Das Fasten bedeutet, dass der Muslim oder die Muslima von Beginn der Morgendämmerung bis zum Sonnenuntergang keine Nahrung zu sich nehmen darf. Die Gläubigen dürfen nichts essen, nichts trinken, nicht rauchen und sollen sich auch sexuell enthalten. Neben dieser „äußeren“ Form des Fastens hat das Fasten noch eine „innere“ Dimension. Diese besagt, dass sich die gläubigen Muslime noch mehr als sonst von Sünde fernhalten, sprich nichts Schlechtes reden, hören oder tun sollen. Fasten im Ramadan heißt für die Muslime auch zu erkennen, dass man als Gläubiger allein von Gott abhängig ist. Für viele Muslime ist der Ramadan eine ganz bewusste Auszeit für Körper und Geist, in der sie Ruhe finden und sich intensiv mit ihrem Glauben auseinanderzusetzen. Fasten bedeutet, sich auf das Wesentliche zu konzentrieren und auf das Überflüssige zu verzichten. Das wird wohl heuer nicht ganz so leicht sein.

Begonnen wird das Fasten täglich vor dem sogenannten Fajir-Gebet abhängig von der Jahreszeit des Ramadans um ungefähr fünf Uhr früh. Es endet ab zirka 21 Uhr mit dem Abendgebet und dem anschließenden Iftar. Bei diesem festlichen Abendessen versammelt sich die ganze Familie, um nach Sonnenuntergang gemeinsam das Fasten zu brechen. Traditionell werden Datteln mit Wasser oder Milch als erste Speise zum Fastenbrechen gereicht.

Und das wird’s schwierig: das gemeinschaftliche Fasten brechen in der Moschee und angeschlossenen Vereinslokalen ist in der Corona Zeit verboten, ebenso im Außenbereich der Moschee.  Iftar, also Fastenbrechen in Lokalen geht derzeit ohnedies nicht, da diese geschlossen sind.
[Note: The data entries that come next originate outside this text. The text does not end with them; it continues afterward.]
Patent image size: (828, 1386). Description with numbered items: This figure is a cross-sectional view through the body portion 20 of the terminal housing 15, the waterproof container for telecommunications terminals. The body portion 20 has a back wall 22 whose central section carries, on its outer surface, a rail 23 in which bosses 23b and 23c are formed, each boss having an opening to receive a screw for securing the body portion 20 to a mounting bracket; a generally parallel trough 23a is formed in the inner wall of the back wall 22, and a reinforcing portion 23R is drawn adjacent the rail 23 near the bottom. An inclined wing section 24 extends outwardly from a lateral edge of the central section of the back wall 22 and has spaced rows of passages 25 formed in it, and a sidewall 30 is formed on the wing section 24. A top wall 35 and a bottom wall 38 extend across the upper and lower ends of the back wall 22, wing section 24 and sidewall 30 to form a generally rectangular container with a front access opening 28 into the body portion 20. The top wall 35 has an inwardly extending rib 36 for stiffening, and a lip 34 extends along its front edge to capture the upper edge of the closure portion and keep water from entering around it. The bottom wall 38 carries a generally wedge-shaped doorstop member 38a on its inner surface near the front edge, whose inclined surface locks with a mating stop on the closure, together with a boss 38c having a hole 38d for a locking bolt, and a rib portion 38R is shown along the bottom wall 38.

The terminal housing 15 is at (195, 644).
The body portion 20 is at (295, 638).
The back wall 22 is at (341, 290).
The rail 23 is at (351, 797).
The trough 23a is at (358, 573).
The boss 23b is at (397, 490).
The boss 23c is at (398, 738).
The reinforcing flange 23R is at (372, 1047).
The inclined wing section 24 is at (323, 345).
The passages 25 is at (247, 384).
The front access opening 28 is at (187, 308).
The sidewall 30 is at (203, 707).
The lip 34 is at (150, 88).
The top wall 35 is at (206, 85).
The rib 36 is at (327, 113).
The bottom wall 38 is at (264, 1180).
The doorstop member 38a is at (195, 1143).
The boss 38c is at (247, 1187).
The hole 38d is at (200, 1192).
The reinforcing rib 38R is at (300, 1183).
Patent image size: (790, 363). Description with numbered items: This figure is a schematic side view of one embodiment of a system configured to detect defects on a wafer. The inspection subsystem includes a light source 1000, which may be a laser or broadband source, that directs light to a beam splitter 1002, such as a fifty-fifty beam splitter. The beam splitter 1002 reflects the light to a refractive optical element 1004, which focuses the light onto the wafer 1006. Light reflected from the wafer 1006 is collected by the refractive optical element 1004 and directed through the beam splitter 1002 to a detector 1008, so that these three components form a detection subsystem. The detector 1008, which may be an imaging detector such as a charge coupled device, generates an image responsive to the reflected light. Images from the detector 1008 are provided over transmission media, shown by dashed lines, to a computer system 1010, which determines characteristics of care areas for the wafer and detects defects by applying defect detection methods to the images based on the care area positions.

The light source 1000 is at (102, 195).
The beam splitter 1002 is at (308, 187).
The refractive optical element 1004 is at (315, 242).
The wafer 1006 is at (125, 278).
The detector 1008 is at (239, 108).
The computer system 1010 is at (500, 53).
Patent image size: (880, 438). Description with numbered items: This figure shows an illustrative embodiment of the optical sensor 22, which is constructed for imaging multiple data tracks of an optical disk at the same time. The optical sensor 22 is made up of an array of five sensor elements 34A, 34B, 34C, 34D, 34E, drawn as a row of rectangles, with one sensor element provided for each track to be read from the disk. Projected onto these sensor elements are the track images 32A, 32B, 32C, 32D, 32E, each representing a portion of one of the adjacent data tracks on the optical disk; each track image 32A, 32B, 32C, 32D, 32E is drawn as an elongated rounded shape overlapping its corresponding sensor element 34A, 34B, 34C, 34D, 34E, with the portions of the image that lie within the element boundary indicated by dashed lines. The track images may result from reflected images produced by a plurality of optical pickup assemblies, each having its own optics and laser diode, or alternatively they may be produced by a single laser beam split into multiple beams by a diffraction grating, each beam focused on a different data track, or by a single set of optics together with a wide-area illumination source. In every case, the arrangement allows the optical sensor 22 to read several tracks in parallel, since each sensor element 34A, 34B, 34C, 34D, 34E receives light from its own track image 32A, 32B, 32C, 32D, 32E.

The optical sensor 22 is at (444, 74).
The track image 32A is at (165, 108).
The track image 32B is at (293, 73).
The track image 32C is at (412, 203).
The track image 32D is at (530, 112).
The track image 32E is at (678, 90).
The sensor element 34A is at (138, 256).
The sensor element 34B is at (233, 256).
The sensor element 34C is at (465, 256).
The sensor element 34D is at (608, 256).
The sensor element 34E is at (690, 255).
Iftar-to-go ist unter Einhaltung aller Regeln für Abholung von Speisen zulässig. Großfamilien sollten heuer halt nicht – wie sonst – zusammenkommen.

Sollte das alles nicht ordnungsgemäß eingehalten werden, dann wird sich das in den Krankheitsfällen ca. ein bis zwei Wochen später zeigen – in der Belegung der Intensivbetten 14 Tage später. Na, hoffentlich nicht, sonst muss der Lockdown neuerlich verlängert werden.

Es wird in diesem Leitfaden erklärt, dass es keine Hinweise gibt, dass Fasten das Corona-Risiko erhöht. Für Muslime unterbricht die Corona-Impfung die Fastenzeit nicht.

Nun auch Christen haben ihre Fastenzeit mit Ostern beendet, wobei ich davon ausgehe, dass in diesen 40 Tagen weniger streng gefastet wird, als bei unseren muslimischen Mitbewohnern. Auch Christen haben sich über ihre Impfung (so sie sie erhalten haben) in der Fastenzeit gefreut.

Es bleibt uns allen nur unseren muslimischen Mitbewohnern eine gute, sinnvolle Fastenzeit zu wünschen, dabei gesund zu bleiben, damit wir nachher (also Ramadan Ende ist am 30. April um 20:29) gemeinsam den Lockdown beenden (2. Mai) und uns alle wieder eines „normaleren“ Lebens erfreuen können.